Jason Hurwitz  

My Ideal Orchestra - Barrage

Jason Hurwitz
September 1, 2019

Editor's Abstract (Click to Hide)

In this Article, violinist Jason Hurwitz opens with the phrase - "I get paid to live my dream."That dream is his position as a performer with Barrage, what he calls an "in-your-face alternative violin show."Jason talks about his training as a classical violinist, and how he yearned to explore other types of music with his violin in hand. He describes his path prior to joining Barrage, and what it took to join the ranks of such a renowned and fast-paced group. Jason's story is an excellent reminder that there are endless paths and possibilities for musicians - you just have to keep your dream in mind and work hard to make it happen.

- Stephen Danyew

My Ideal Orchestra – Barrage

I get paid to live my dream.

Twenty years ago, when I began playing the violin, alternative strings were just that – alternative. Most private teachers were not telling their students to listen to both Paganini and Ponty, nor were they suggesting that after learning a Bach partita students work on “Foggy Mountain Special” by Earl Flat and Lester Scruggs. Most school orchestra programs stuck to classical standards, teaching major and minor scales, arpeggios, and sight reading while ignoring modalities, chord progressions, and improvisation. Consequently, string students grew up ready to play symphonies and wedding music, but were ill-prepared to sit in on a jazz jam or hoedown. Of course, there were pockets of resistance to the close-mindedness of the classical string world: Stephane Grappelli, Mark O’Connor, Mark Wood, the Turtle Island String Quartet, and even the United States Air Force Strolling Strings all pushed the antiquated stylistic boundaries of string instruments. There were also forward-thinking music educators creating alternative string groups in their schools, which allowed students to discover that their instruments could be used to play not only classical music but jazz, bluegrass, swing, rock, even mariachi tunes!

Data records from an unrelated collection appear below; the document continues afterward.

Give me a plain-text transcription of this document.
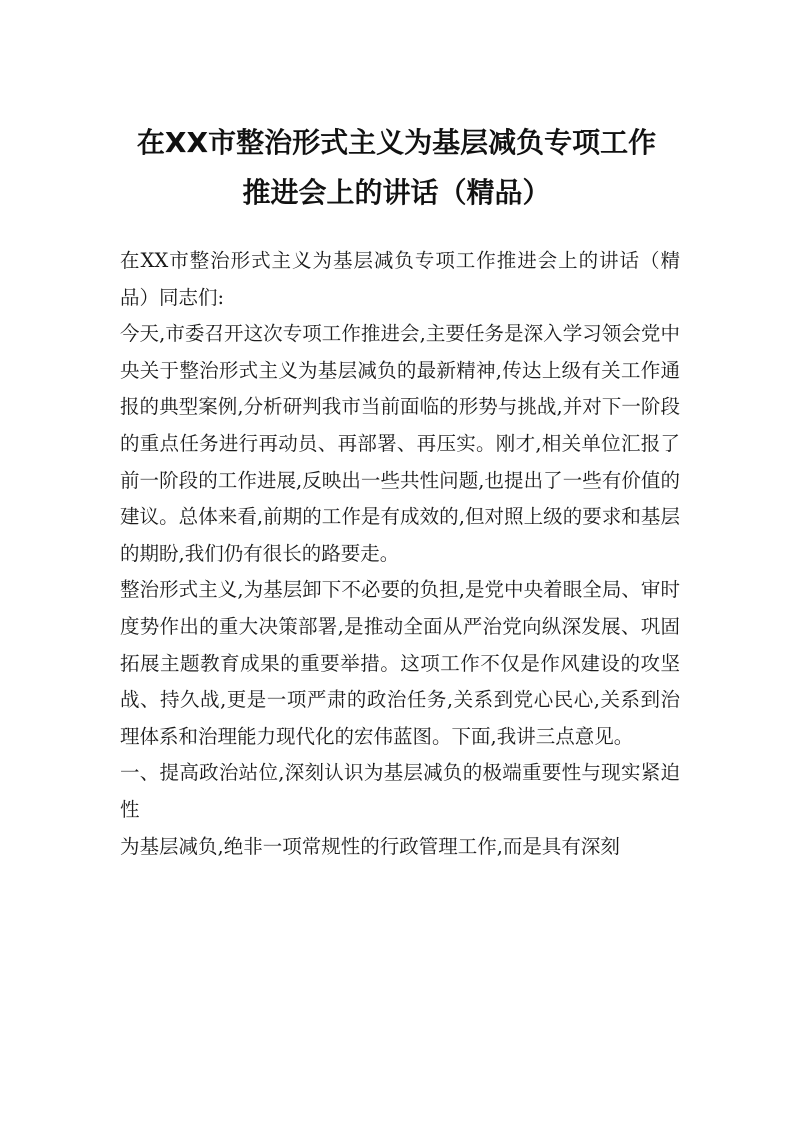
在XX市整治形式主义为基层减负专项工作
推进会上的讲话（精品）

在XX市整治形式主义为基层减负专项工作推进会上的讲话（精品）同志们:

今天,市委召开这次专项工作推进会,主要任务是深入学习领会党中央关于整治形式主义为基层减负的最新精神,传达上级有关工作通报的典型案例,分析研判我市当前面临的形势与挑战,并对下一阶段的重点任务进行再动员、再部署、再压实。刚才,相关单位汇报了前一阶段的工作进展,反映出一些共性问题,也提出了一些有价值的建议。总体来看,前期的工作是有成效的,但对照上级的要求和基层的期盼,我们仍有很长的路要走。

整治形式主义,为基层卸下不必要的负担,是党中央着眼全局、审时度势作出的重大决策部署,是推动全面从严治党向纵深发展、巩固拓展主题教育成果的重要举措。这项工作不仅是作风建设的攻坚战、持久战,更是一项严肃的政治任务,关系到党心民心,关系到治理体系和治理能力现代化的宏伟蓝图。下面,我讲三点意见。

一、提高政治站位,深刻认识为基层减负的极端重要性与现实紧迫性

为基层减负,绝非一项常规性的行政管理工作,而是具有深刻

Then, in the late 90s, the alternative strings world was rocked by the emergence of Barrage, an in-your-face alternative violin show. Having seen the success of Riverdance and Stomp, the creators of Barrage questioned, “Well, why not a violin show?” and soon had a PBS special on TV. Since its creation 13 years ago, Canadian-based Barrage has wowed crowds in 24 countries including China, Guatemala, Denmark, the United States, and Canada with its combination of very difficult and impressive music, choreography, and atmosphere. Barrage provides theater and festival patrons with an experience that is truly unique.

It turns out that “unique” element was exactly what was missing from my musical life, though it wasn’t until I was a senior in high school that I realized this. As concertmaster of my high school’s orchestra, I had trouble keeping my feet planted firmly on the ground– usually, I ended up just letting my feet dance while I kept my body (mostly) on the chair. People would come up to me after concerts to tell me that they really enjoyed watching me “dance in my seat” while playing the concerts; however, I knew that, were I to follow the path of most violinists, a professional symphony orchestra would never allow me to move in that way. I needed something that blended fun music with movement, something that paid the bills while allowing me to enjoy the musicianship that I had been cultivating since I was five.

This was the battle I was fighting with my violin during my senior year of high school. Then, I saw Barrage for the first time.

The violinists were all solid musicians!

They sang!

They danced!

They interacted with the audience!

They had fun with their instruments and each other!